Wilson's outstanding round came early Tuesday, but it held up throughout the day to earn the 30-year-old from England the Payne Stewart Silver Salver emblematic of the low individual score in the second round.
Lake Nona also featured Ross Fisher, Retief Goosen, Peter Hanson, Graeme McDowell and Henrik Stenson. Each player on Team Lake Nona shot under-par rounds. Stenson contributed with a 4-under 68, while Goosen had a 71, Hanson a 70, McDowell a 70 and Fisher a 70.
Lake Nona finished 43-under, while Albany, a new entry this year, ended up in second at 27-under; Isleworth 25-under; and the fourth new club in the competition, Queenswood, a new luxury resort community in The Bahamas, 18-under.
The Queenwood group included Thomas Bjorn, Darren Clarke, David Howell, Soren Kjeldsen, Paul McGinley and Adam Scott, who carded a 5-under 67.
Isleworth, whose squad included Robert Allenby, Stuart Appleby, Brian Davis, J.B. Holmes, Lee Janzen and Sean O'Hair, combined to shoot 30-under par in Monday's best-ball format to take a two-stroke lead.

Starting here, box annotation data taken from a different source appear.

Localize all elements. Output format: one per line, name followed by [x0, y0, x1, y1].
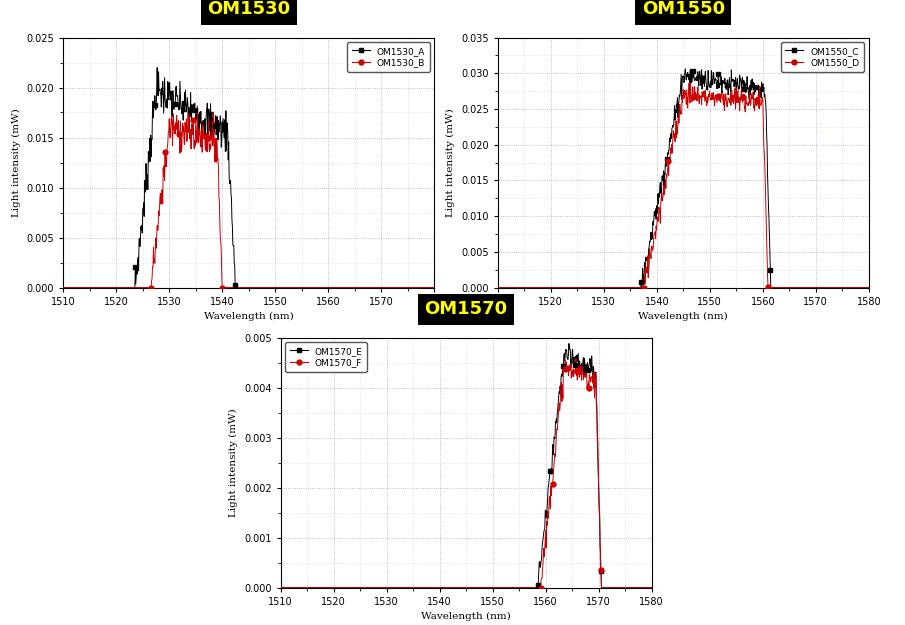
X-axis label: Wavelength (nm): Wavelength (nm): [421, 612, 511, 621]
Legend: OM1550_C, OM1550_D: OM1550_C, OM1550_D: [781, 42, 864, 72]
Y-axis label: Light intensity (mW): Light intensity (mW): [12, 108, 21, 217]
X-axis label: Wavelength (nm): Wavelength (nm): [204, 312, 294, 321]
Y-axis label: Light intensity (mW): Light intensity (mW): [229, 408, 238, 517]
Text: OM1530: OM1530: [207, 1, 291, 18]
Legend: OM1570_E, OM1570_F: OM1570_E, OM1570_F: [285, 342, 367, 372]
Text: OM1570: OM1570: [424, 301, 508, 318]
Legend: OM1530_A, OM1530_B: OM1530_A, OM1530_B: [348, 42, 430, 72]
X-axis label: Wavelength (nm): Wavelength (nm): [638, 312, 729, 321]
Text: OM1550: OM1550: [642, 1, 725, 18]
Y-axis label: Light intensity (mW): Light intensity (mW): [446, 108, 455, 217]
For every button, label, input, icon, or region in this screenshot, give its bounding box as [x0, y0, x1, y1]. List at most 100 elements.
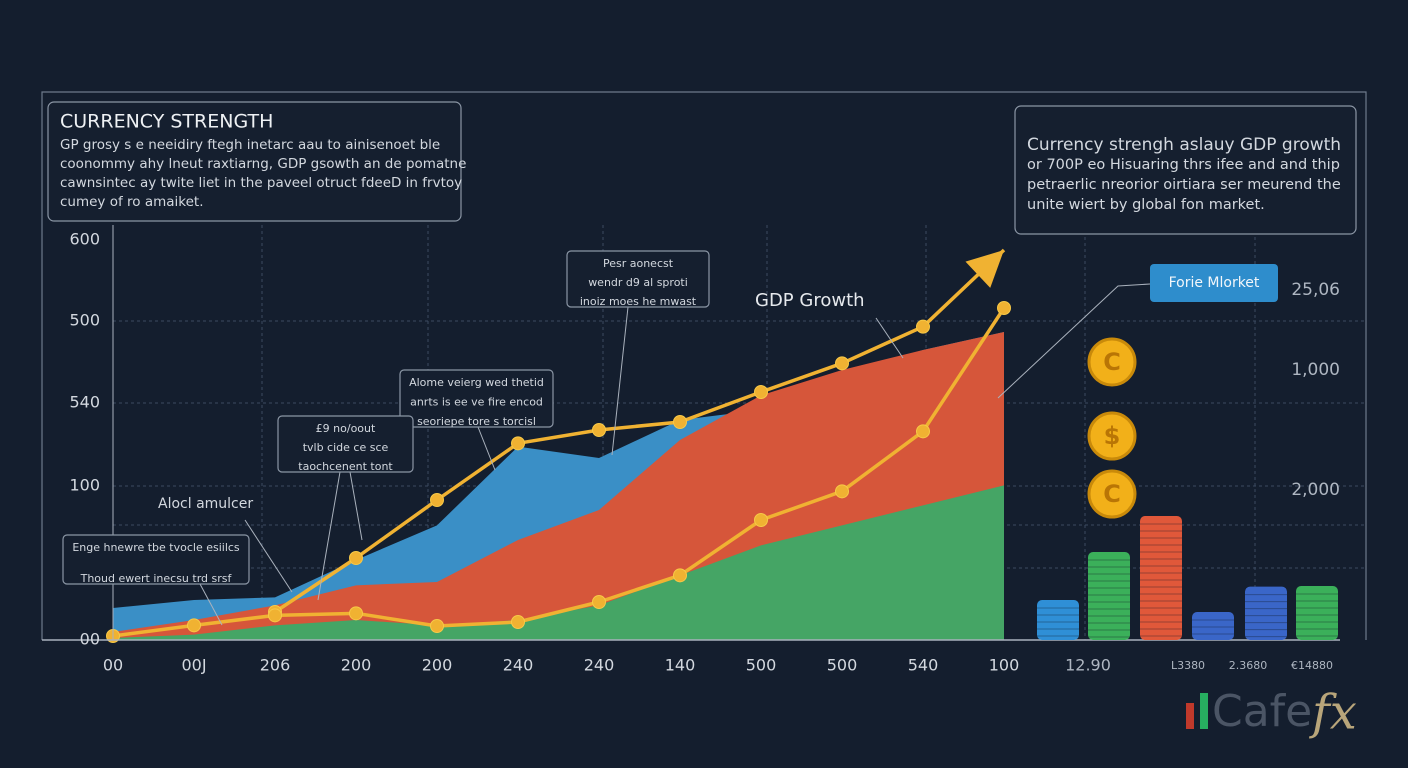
info-line: petraerlic nreorior oirtiara ser meurend… — [1027, 177, 1341, 193]
logo-fx: fx — [1309, 685, 1357, 741]
x-tick-label: 100 — [989, 656, 1020, 675]
bottom-right-label: L3380 — [1171, 659, 1205, 672]
bottom-right-label: €14880 — [1291, 659, 1333, 672]
point — [916, 319, 930, 334]
stacks — [1037, 516, 1338, 640]
callout-line: Alome veierg wed thetid — [409, 376, 544, 389]
info-line: unite wiert by global fon market. — [1027, 197, 1265, 213]
callout-box — [399, 369, 554, 428]
point — [187, 618, 201, 633]
y-tick-label: 100 — [69, 476, 100, 495]
bottom-right-label: 12.90 — [1065, 656, 1111, 675]
leader — [875, 317, 904, 359]
coin-symbol: C — [1103, 480, 1121, 508]
x-tick-label: 240 — [584, 656, 615, 675]
coin-symbol: C — [1103, 348, 1121, 376]
forex-tag — [1150, 264, 1278, 302]
coin — [1087, 411, 1137, 461]
callout-box — [62, 534, 250, 585]
area — [113, 485, 1004, 640]
point — [673, 415, 687, 429]
callout-box — [277, 415, 414, 473]
point — [592, 595, 606, 609]
callout-line: £9 no/oout — [316, 422, 376, 435]
stack — [1140, 516, 1182, 640]
right-label: 1,000 — [1291, 360, 1340, 380]
x-tick-label: 240 — [503, 656, 534, 675]
leader — [199, 583, 223, 626]
callout-line: inoiz moes he mwast — [580, 295, 697, 308]
arrow-head — [965, 250, 1004, 288]
intro-line: cumey of ro amaiket. — [60, 194, 204, 210]
leader — [611, 306, 629, 456]
right-label: 2,000 — [1291, 480, 1340, 500]
point — [835, 484, 849, 499]
coins: C $ C — [1087, 337, 1137, 519]
title: CURRENCY STRENGTH — [60, 111, 273, 133]
stack — [1296, 586, 1338, 640]
x-tick-label: 500 — [746, 656, 777, 675]
info-line: or 700P eo Hisuaring thrs ifee and and t… — [1027, 157, 1340, 173]
leader — [244, 519, 293, 593]
point — [916, 424, 930, 439]
callout-line: taochcenent tont — [298, 460, 393, 473]
stack — [1037, 600, 1079, 640]
info-line: Currency strengh aslauy GDP growth — [1027, 135, 1341, 155]
forex-tag-text: Forie Mlorket — [1169, 275, 1260, 291]
point — [754, 513, 768, 527]
logo-candle — [1186, 703, 1194, 729]
bottom-right-label: 2.3680 — [1229, 659, 1268, 672]
line — [274, 248, 1006, 614]
stack — [1245, 586, 1287, 640]
point — [673, 568, 687, 583]
point — [511, 615, 525, 629]
point — [349, 606, 363, 621]
point — [511, 436, 525, 451]
callout-line: Enge hnewre tbe tvocle esiilcs — [72, 541, 240, 554]
leader — [477, 426, 496, 471]
x-tick-label: 200 — [422, 656, 453, 675]
coin — [1087, 469, 1137, 519]
frame — [41, 91, 1367, 640]
y-tick-label: 00 — [80, 630, 100, 649]
coin-symbol: $ — [1104, 422, 1121, 450]
x-tick-label: 00 — [103, 656, 123, 675]
x-tick-label: 200 — [341, 656, 372, 675]
x-tick-label: 500 — [827, 656, 858, 675]
callout-line: wendr d9 al sproti — [588, 276, 688, 289]
logo-text: Cafe — [1212, 686, 1312, 737]
y-tick-label: 600 — [69, 230, 100, 249]
point — [268, 608, 282, 623]
point — [430, 619, 444, 633]
point — [349, 551, 363, 565]
callout-line: tvlb cide ce sce — [303, 441, 389, 454]
callout-line: anrts is ee ve fire encod — [410, 396, 543, 409]
x-tick-label: 140 — [665, 656, 696, 675]
stack — [1192, 612, 1234, 640]
leader — [997, 283, 1151, 399]
logo-candle — [1200, 693, 1208, 729]
intro-box — [47, 101, 462, 222]
line — [112, 307, 1006, 638]
intro-line: cawnsintec ay twite liet in the paveel o… — [60, 175, 462, 191]
point — [754, 385, 768, 399]
intro-text: GP grosy s e neeidiry ftegh inetarc aau … — [60, 137, 466, 210]
plot — [106, 248, 1011, 643]
callout-line: seoriepe tore s torcisl — [417, 415, 536, 428]
info-box — [1014, 105, 1357, 235]
point — [592, 423, 606, 437]
right-labels: 25,06 1,000 2,000 12.90 L3380 2.3680 €14880 — [1065, 280, 1340, 675]
side-label: Alocl amulcer — [158, 496, 253, 512]
right-label: 25,06 — [1291, 280, 1340, 300]
y-tick-label: 500 — [69, 311, 100, 330]
callout-line: Pesr aonecst — [603, 257, 674, 270]
coin — [1087, 337, 1137, 387]
x-tick-label: 00J — [181, 656, 206, 675]
x-tick-label: 206 — [260, 656, 291, 675]
intro-line: GP grosy s e neeidiry ftegh inetarc aau … — [60, 137, 440, 153]
gdp-label: GDP Growth — [755, 290, 865, 311]
point — [430, 493, 444, 507]
leader — [317, 471, 363, 601]
callouts: Pesr aonecst wendr d9 al sproti inoiz moes… — [62, 250, 1151, 626]
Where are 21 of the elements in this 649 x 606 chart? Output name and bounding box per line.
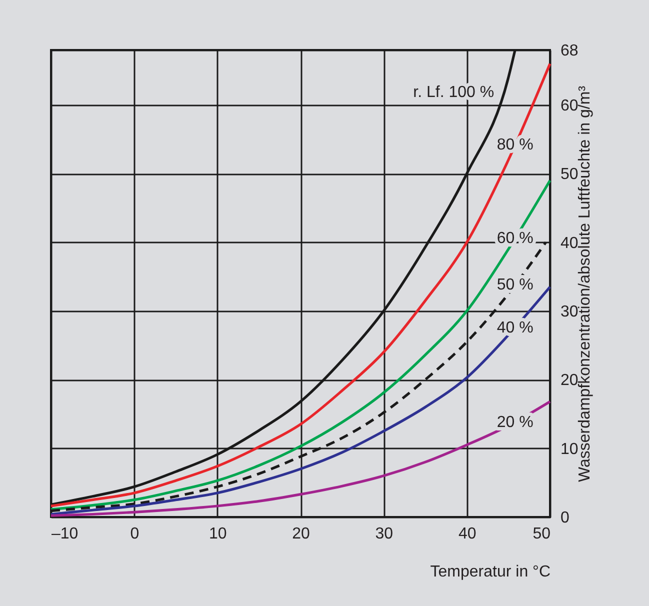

But the home team couldn't sustain that margin, although Allenby had a 6-under 66 to finish behind Wilson for Tuesday's low round.
Albany, an upscale club outside London, boasted Arjun Atwal, Ernie Els, Tiger Woods, Ian Poulter, Justin Rose and Trevor Immelman. Poulter had his team's low score, a 67. Woods played for Albany even though Isleworth is his home club.
Woods, who birdied the par-4 18th hole for a 3-under 69, enjoys the annual competition and, especially this year, his pairing with the gregarious Irishman, Clarke. The two bantered back and forth all round long.
"The camaraderie is great - these are all good guys," Woods said during a greenside interview. "There was some serious needling out there today."
Reigning U.S. Open champion McDowell, a native of Northern Ireland, relished the challenge of going against the world's best players and was happy with his round. "The game's simmering a bit," McDowell said before the awards ceremony. "Looking forward to the next couple of weeks."
One of the tournaments on McDowell's upcoming schedule is, of course, the Masters in April. The Tavistock Cup serves as a good primer for the competition that he - and the rest of the players - will find in the first major of the year.
Of the Masters, Woods added, "I've always loved playing there. I can't wait."
The 2012 Tavistock Cup may add another four teams.